Tarihî ve kültürel mirası korumakla yükümlü Kültür Bakanlığı’nın
7 ay önce çıkardığı genelge bunun en somut örneği. Genelge, yurtdışına
çıkarılacak altın, gümüş ve kilim gibi hediyelik eşyalar için
‘ekspertiz raporu’ verilmesi şartını kaldırırken, ‘yeni imalattır’

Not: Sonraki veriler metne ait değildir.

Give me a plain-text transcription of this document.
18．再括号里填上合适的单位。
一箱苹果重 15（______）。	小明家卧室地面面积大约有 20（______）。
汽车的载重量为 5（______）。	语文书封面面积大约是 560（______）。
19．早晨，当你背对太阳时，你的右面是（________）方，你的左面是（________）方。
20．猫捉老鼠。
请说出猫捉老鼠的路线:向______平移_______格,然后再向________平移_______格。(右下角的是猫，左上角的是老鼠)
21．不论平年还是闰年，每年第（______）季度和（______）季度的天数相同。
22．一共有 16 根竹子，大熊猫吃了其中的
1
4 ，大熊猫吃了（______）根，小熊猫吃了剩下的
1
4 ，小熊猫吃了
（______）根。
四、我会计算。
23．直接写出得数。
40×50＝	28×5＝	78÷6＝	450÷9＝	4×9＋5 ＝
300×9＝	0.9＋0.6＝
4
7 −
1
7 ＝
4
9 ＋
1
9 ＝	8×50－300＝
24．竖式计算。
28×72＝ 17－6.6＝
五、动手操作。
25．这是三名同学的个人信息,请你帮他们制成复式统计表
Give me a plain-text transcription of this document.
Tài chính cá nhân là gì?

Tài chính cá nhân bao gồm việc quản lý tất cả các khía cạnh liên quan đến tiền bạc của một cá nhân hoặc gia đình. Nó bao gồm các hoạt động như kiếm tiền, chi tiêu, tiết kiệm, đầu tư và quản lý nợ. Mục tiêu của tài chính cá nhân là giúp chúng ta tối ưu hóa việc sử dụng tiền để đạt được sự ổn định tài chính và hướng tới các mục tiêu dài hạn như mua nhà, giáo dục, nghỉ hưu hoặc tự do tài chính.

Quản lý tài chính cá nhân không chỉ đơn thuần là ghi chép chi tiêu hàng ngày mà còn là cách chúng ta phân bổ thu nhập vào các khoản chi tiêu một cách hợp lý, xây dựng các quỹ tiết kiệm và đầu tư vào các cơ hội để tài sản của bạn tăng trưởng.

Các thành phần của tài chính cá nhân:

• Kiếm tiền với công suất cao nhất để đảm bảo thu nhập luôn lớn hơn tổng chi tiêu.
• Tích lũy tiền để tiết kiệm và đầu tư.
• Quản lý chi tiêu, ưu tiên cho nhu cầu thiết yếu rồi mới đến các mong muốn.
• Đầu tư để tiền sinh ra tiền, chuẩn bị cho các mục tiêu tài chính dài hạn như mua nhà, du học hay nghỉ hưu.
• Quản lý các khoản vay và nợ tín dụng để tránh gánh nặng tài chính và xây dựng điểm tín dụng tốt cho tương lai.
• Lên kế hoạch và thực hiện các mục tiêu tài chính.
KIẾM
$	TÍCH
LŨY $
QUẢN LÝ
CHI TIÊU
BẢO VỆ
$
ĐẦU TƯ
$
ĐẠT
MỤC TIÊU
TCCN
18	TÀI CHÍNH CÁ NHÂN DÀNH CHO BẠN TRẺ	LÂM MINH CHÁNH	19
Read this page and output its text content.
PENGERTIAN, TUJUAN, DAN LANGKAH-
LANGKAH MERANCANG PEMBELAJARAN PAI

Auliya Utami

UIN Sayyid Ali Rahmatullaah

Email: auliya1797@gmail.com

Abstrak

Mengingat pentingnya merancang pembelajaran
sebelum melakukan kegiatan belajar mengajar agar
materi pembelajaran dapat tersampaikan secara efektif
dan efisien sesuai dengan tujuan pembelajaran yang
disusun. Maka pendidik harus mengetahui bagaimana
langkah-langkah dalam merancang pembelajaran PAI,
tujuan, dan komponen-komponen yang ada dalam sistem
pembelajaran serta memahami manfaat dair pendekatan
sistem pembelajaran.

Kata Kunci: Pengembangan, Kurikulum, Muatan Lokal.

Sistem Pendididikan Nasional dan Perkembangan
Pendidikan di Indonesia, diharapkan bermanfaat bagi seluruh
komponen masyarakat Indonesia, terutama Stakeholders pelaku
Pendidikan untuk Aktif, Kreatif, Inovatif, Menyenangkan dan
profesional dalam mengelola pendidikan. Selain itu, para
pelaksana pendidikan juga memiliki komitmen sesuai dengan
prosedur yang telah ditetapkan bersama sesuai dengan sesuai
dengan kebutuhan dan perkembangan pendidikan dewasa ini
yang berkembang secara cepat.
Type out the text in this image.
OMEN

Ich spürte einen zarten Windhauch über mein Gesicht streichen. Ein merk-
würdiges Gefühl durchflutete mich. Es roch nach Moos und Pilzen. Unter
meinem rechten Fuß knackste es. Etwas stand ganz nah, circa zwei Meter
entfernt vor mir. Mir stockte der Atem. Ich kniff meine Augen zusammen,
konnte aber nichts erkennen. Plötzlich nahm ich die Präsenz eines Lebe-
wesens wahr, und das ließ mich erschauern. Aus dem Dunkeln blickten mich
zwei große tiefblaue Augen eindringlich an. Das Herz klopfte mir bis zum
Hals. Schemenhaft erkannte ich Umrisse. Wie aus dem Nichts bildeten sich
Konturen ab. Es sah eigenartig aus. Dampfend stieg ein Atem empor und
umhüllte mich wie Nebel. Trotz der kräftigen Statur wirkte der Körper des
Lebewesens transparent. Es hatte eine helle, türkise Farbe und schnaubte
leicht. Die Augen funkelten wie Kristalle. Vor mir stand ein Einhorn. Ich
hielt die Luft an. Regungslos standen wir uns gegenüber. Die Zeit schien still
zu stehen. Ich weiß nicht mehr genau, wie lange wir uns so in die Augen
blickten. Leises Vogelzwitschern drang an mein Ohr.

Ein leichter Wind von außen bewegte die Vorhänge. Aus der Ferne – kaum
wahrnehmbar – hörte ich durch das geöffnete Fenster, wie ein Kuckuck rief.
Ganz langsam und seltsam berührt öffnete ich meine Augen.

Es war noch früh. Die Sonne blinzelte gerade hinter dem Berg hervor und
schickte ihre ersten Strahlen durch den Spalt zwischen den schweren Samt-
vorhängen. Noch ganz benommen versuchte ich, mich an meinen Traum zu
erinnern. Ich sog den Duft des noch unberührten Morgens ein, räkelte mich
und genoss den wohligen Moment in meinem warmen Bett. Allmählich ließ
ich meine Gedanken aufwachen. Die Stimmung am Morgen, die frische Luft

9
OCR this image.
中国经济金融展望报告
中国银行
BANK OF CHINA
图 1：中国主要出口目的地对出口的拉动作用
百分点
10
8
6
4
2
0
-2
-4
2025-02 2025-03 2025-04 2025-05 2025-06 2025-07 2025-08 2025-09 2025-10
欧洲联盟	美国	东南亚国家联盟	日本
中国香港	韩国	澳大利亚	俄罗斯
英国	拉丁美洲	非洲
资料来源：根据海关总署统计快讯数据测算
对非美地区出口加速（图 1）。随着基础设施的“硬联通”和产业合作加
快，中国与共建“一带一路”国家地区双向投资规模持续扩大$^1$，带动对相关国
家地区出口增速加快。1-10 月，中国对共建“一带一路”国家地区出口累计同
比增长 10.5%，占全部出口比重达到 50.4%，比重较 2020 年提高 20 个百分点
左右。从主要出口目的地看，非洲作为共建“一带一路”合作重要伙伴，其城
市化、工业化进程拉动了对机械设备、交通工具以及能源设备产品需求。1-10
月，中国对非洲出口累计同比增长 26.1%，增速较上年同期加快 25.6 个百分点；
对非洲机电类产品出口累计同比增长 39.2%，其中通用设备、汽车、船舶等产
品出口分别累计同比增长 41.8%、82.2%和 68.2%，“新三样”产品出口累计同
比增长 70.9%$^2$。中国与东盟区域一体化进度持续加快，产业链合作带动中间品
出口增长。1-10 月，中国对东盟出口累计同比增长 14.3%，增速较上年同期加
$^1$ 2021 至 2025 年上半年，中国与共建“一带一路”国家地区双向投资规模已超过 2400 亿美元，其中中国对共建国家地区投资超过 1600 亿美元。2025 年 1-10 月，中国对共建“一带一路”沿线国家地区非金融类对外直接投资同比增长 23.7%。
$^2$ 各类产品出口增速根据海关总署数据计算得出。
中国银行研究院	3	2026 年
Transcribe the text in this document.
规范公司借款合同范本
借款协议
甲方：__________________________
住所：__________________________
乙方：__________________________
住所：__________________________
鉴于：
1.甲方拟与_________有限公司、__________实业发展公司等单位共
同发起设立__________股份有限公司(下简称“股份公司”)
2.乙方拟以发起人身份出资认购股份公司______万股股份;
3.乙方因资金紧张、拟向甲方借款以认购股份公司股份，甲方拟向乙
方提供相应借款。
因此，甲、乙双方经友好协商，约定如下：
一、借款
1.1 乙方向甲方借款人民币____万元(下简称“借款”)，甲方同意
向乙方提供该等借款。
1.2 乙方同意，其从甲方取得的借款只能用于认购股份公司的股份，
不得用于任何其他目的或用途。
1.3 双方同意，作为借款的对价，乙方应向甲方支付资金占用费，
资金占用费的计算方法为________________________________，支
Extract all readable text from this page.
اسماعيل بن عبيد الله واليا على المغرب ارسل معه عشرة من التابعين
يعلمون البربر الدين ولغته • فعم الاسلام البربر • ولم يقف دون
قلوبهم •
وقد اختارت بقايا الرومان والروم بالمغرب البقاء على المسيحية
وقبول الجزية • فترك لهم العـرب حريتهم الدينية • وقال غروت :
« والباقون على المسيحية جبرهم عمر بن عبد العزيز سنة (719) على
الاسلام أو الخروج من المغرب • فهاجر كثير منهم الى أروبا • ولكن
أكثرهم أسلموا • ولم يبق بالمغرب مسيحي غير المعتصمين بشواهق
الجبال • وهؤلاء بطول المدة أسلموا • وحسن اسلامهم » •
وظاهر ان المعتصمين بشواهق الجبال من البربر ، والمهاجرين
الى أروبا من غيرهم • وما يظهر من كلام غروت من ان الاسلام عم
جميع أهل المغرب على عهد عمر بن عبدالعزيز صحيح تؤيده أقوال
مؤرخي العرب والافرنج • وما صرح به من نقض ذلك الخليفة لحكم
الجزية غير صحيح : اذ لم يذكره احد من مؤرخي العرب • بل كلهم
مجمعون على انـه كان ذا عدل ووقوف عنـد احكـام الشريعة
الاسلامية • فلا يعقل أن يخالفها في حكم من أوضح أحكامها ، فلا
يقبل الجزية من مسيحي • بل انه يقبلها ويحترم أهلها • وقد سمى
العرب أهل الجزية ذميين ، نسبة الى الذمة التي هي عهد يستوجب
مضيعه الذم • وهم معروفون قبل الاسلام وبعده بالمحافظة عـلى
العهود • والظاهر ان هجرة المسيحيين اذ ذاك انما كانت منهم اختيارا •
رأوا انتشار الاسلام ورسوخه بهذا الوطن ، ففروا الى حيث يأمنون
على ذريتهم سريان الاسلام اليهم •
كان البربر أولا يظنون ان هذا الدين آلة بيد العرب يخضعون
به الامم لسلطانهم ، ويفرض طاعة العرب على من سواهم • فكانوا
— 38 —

faturası bulunan kolilerin hiçbir incelemeye tabi tutulmadan gümrükten geçmesine
imkân sağlıyor. Eski kültür bakanları ve arkeologlar suiistimale açık
olan uygulama için, “Tarihî eserler devlet eliyle kaçırılıyor. Endişe
verici.” nitelendirmesini yapıyor. Kültür ve Tabiat Varlıklarını Koruma
Kanunu’nun Etnografik Nitelikli Taşınır Kültür Varlıkları Hakkındaki Yönetmelik
değiştirilmeden önce; altın, gümüş, bakır, halı ve kilimin yurtdışına
çıkışı, gümrük kapılarında bulunan Kültür Bakanlığı’na bağlı
uzmanların ‘onayı’ ile mümkün oluyordu. Ancak Anıtlar ve Müzeler Genel
Müdürü Alpay Pasinli’nin teklifi, Kültür Bakanlığı eski Müsteşarı
Fikret Üçcan’ın (şu anda Başbakanlık müsteşarı) ‘uygun görüşü’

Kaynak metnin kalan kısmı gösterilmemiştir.